At least for the latter case, with the helmet in question "cleverly disguised as a motorcycle helmet", how on earth could that work without a fairly obvious lense-structure?
El_Machinae
Nanobots. The nanites slightly alter the differences in the helmet visor to increase the magnification.

Think about glasses - they're visible, sure, but the magnification differences are tough to determine when you're looking at the side of them.
nezumi
In regards for spells, it's fine as long as the magnification is optical (which would be a bit harder to hide). Firing guns I'd allow because I'm lazy. I'm pretty sure its canon, since it's like magnification enhancement in cybereyes, and I don't really see a big difference. I don't know why you'd get suspicious of it, unless you're trying to apply that realism stuff to our game again : P (I have absolutely no clue how easy it would be to aim a gun with binoculars taped to my eyes... obviously, a scope would be a no-no, but iron sights? *shrug*)

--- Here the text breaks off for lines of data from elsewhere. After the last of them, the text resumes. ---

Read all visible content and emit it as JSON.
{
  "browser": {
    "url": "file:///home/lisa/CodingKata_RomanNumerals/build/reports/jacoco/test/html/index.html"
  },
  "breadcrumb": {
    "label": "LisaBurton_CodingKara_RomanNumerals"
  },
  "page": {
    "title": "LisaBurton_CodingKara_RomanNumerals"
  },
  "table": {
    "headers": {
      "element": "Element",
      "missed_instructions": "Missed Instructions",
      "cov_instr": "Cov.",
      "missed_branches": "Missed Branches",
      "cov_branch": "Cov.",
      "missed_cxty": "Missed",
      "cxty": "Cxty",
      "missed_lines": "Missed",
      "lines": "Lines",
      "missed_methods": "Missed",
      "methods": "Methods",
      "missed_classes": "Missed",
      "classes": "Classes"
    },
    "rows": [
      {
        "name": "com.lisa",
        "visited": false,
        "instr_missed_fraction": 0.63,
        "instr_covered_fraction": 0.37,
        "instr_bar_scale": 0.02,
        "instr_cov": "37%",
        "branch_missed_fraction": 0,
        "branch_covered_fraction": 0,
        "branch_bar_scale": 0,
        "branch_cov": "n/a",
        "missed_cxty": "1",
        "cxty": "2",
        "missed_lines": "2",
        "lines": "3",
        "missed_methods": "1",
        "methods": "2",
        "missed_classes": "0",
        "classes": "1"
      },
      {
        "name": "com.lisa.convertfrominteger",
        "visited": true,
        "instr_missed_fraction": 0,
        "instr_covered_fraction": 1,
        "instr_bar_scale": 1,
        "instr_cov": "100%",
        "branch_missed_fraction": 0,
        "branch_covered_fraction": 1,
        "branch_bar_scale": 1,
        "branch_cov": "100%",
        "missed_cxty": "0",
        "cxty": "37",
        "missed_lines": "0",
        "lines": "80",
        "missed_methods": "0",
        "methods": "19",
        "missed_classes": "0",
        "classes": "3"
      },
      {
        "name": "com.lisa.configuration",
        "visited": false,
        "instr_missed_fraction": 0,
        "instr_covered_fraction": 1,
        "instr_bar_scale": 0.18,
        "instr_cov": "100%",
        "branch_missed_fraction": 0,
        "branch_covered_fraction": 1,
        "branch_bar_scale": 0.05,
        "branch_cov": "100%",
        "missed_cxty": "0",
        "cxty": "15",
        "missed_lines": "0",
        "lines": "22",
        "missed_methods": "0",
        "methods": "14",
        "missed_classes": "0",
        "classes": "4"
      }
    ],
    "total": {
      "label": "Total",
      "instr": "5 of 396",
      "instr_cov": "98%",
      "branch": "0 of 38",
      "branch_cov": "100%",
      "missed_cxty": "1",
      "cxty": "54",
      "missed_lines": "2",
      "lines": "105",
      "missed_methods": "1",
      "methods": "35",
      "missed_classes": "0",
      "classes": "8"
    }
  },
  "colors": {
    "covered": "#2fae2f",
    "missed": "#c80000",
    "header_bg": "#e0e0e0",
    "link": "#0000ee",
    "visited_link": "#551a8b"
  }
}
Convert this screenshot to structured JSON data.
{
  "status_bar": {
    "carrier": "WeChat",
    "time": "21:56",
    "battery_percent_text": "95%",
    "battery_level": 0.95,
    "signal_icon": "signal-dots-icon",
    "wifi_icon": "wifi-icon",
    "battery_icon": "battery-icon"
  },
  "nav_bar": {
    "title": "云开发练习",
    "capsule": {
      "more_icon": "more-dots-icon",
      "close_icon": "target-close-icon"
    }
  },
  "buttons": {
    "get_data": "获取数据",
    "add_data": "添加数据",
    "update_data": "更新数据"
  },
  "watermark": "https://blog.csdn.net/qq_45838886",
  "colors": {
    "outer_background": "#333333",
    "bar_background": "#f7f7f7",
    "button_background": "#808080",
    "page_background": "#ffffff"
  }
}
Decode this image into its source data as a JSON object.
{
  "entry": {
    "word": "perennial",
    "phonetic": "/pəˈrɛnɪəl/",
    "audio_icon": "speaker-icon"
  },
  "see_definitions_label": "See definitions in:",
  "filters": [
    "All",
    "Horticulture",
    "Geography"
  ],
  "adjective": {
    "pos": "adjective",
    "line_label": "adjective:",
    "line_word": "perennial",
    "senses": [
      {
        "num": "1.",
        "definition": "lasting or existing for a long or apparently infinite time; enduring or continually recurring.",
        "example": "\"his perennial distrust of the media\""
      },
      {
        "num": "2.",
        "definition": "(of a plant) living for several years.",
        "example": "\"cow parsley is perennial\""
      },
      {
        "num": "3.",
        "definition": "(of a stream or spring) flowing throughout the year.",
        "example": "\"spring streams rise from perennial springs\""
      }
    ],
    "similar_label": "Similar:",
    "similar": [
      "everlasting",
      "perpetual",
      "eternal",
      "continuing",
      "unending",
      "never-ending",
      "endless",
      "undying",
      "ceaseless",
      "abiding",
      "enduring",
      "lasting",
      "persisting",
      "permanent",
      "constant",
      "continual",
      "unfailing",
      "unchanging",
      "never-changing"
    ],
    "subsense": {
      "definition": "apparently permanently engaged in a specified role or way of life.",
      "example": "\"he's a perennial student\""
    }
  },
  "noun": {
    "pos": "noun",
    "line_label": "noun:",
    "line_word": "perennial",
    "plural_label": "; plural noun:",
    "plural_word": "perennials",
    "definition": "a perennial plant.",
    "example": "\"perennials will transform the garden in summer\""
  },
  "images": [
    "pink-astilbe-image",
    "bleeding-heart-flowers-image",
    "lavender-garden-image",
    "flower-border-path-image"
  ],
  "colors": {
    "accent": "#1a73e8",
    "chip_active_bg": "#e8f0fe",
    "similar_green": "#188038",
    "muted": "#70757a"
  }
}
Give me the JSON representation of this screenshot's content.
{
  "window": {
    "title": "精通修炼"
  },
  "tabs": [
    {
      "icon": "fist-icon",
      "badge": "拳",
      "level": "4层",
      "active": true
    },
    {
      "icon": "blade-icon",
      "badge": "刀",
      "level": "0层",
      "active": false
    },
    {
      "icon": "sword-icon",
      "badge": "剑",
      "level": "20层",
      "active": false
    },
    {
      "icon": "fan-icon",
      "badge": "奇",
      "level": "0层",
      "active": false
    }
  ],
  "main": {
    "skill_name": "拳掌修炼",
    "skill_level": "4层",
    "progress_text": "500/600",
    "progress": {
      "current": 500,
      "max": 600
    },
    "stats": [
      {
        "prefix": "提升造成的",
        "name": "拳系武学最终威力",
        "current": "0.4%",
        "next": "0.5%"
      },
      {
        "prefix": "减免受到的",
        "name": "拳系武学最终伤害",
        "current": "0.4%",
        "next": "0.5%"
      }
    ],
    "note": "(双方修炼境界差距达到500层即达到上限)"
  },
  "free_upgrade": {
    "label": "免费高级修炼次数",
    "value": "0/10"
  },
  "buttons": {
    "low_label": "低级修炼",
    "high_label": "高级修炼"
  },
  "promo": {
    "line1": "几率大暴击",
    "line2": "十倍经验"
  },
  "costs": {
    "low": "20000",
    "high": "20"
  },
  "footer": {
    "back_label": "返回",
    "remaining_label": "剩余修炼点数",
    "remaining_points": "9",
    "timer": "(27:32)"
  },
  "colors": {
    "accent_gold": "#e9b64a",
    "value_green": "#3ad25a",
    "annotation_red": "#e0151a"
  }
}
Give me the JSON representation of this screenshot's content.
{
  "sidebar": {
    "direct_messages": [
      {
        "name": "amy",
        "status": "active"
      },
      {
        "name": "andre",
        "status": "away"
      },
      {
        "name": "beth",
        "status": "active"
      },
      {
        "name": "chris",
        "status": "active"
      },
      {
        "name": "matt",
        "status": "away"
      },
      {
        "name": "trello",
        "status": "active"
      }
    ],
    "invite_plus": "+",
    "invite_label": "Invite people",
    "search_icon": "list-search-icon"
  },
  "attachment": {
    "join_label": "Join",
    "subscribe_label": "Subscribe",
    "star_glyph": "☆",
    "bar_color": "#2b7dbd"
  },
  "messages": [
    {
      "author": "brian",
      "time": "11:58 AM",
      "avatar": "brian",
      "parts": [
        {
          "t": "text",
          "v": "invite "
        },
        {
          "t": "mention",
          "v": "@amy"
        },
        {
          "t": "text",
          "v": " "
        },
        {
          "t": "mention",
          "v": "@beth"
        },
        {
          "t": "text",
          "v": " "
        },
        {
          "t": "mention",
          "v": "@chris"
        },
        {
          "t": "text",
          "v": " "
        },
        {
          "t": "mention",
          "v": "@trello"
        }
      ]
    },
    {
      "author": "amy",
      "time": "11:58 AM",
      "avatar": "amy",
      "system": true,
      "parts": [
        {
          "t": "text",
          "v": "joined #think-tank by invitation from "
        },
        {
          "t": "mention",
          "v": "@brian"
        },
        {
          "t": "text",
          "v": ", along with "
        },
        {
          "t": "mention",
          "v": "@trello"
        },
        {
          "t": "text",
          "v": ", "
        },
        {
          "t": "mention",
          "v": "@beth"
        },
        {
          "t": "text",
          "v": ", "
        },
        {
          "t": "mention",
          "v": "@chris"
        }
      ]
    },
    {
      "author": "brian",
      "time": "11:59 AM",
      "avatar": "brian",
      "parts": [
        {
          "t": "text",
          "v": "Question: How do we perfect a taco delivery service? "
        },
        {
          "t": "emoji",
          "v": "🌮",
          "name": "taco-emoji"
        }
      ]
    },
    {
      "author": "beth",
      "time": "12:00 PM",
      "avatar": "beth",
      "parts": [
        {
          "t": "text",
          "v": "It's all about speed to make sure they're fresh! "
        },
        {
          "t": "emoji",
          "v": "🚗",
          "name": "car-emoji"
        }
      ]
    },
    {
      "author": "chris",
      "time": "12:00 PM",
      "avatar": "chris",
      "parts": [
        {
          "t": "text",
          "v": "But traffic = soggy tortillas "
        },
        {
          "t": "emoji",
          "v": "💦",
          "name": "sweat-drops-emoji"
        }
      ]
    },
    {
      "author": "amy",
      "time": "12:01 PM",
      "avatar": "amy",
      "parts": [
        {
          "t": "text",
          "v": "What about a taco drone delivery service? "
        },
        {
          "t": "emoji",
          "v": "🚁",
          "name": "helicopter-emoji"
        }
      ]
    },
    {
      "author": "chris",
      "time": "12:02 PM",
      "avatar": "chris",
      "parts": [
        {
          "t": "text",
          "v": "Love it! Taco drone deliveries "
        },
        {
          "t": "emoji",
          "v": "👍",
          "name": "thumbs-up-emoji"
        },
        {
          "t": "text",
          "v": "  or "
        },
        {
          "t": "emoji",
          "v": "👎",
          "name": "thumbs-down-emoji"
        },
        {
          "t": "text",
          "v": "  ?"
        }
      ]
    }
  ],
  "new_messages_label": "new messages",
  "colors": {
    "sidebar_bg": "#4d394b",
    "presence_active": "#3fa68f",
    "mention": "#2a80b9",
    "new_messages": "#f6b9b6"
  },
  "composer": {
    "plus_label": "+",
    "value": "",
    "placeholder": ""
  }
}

Hiding it is another question. Electronically you could do it, no problem. Get a small camera built in the front and the inside of the glasses have a screen. We *might* be able to do that now, I have no question it'll be possible in 20 or 30 years. However, electronics (and nanobots) would disallow using the glasses for spells. Could you do it optically? Umm.. I'd say with sunglasses you'd have maybe an inch between your eyes and the glasses, so I could possibly imagine level 1 mag in there. That said, when you're wearing the glasses, you're ONLY looking through those lenses and would have all the penalties that go with it until you take them off (poor depth perception, inability to see objects within say a meter and limited peripheral vision). It'd also be obvious from the inside what the glasses did. With a motorcycle helmet you could buy yourself some more space, at least another two inches, probably more with a custom helmet. Plus you'd have plenty of wrap around space in there for mirrors. I think you could fit a level 3 magnification optical scope would work fine with that. For any of the choices though, I'd charge them extra, the final helmet especially. Optics aren't easy, especially when you're pressed for space.
Kagetenshi
Bifocals!

~J
Corywn
Electronic would be pretty easy in SR...as was said, just apply a camera near the eyes, possibly behind the visor, and have an LCD screen overlay.

Optical would be more difficult. My best suggestion would have to be piezoelectronics, which may or may not allow spells, dependant upon the GM. This would basically be a fairly advanced layer of glass or crystals, which would distort as a current is applied to it, bending light like any other lens. This is pretty close to how I understand organic eyes work, too.
Dim Sum
Can't remember what the canon rules are with regards to such tech in sunglasses. Purely for style reasons, I've always allowed shades to incorporate such tech as vision mag, thermo vision, flare compensation, etc. - makes Secret Service agents cooler and scarier. smile.gif

Where vision magnification is concerned, I allow the same 3 range reductions of other cybernetic vision mag and imaging scopes if the shades are bought in the electronic version. If the character chooses the buy the optical version, I permit only one level of range reduction due to the tech limitations involved.
Herald of Verjigorm
Optical vision mag in a thin material is technically feasible. Your eyes do it all the time. You will need some method of changing the curvature of one side (inside or outside). Such a method could achieve as potent of vision improvement as any single lense within a few construction limits.

You may house rule the "maximum effectiveness" of any thickness of material, but remember that few people have sufficiently severe nearsightedness that 1 cm thick (at the perimeter) lenses cannot give them functional sight.
mfb
smart materials, which bend and conform according to the needs of the moment, already exist in SR.
Corywn
But are they normally transparent, mfb? That's the important question. SR has smart materials...in things like vehicle construction materials, sure. But if SR can't provide transparent piezo-electrics, (honestly, I would bet they can, but I'm not the one to ask, go to your GM,) then it's a bit pointless.
TinkerGnome
So long as the same light energy which struck the target and was reflected to your eyes ends up hitting your eyes, it works for magic smile.gif The easiest way would probably be with very small lenses and fiber optics.